Aussi, nous a-t-il paru important de mettre en lumière la façon dont elle est dépeinte par les romanciers.

Dans cette rubrique, les citations littéraires sont mises en parallèle avec les témoignages actuels des personnes prostituées, comme des « clients ».

Une mise en perspective riche d’enseignements !

Annonce

L’enfant assista (…) à  la divulgation (…) de tous les secrets dégoûtants de l’amour coupable et de la prostitution.
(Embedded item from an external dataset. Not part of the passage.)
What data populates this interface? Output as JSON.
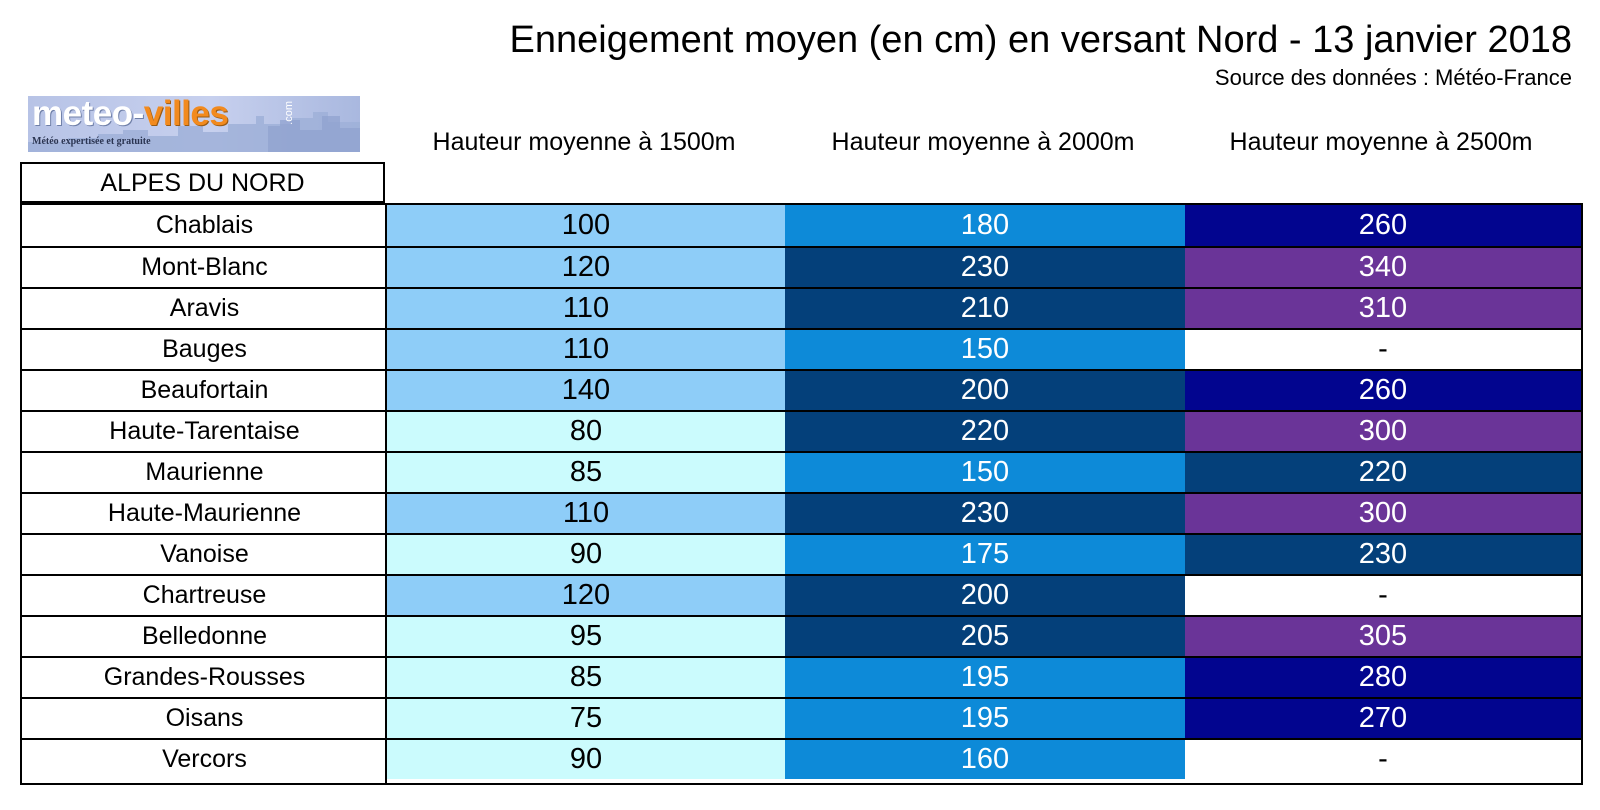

La fille Elisa , Edmond de Goncourt, Zulma poche, 2004, p 15

Son enfance avait grandi dans l’exhibition intime et les entrailles secrètes du métier (!). La révélation des mystères et des hontes du commerce de l’homme et de la femme de Paris vint la trouver dans sa couchette, presque dans son berceau. La croyance naïve de la petite fille au nouveau-né trouvé sous le buisson de roses de l’enseigne maternelle fut emportée par des paroles cochonnes, instruisant son ignorance avec d’érotiques détails, des matérialités de la procréation. Du milieu de la nuit de son cabinet, l’enfant alitée, l’enfant à  la pensée inoccupée, rêvassante, assista aux aventures du déshonneur, à  la divulgation quotidienne de toutes les impuretés salissantes, de tous les secrets dégoûtants de l’amour coupable et de la prostitution.

Ce roman décrit l’enfance misérable d’Elisa, l’héroïne qui s’enfuira en province, avant d’être prostituée en maison close, puis dans la rue. Elle s’amourache d’un soldat qu’elle assassine dans un moment d’égarement. Condamnée à  mort puis graciée, elle sombrera dans la folie.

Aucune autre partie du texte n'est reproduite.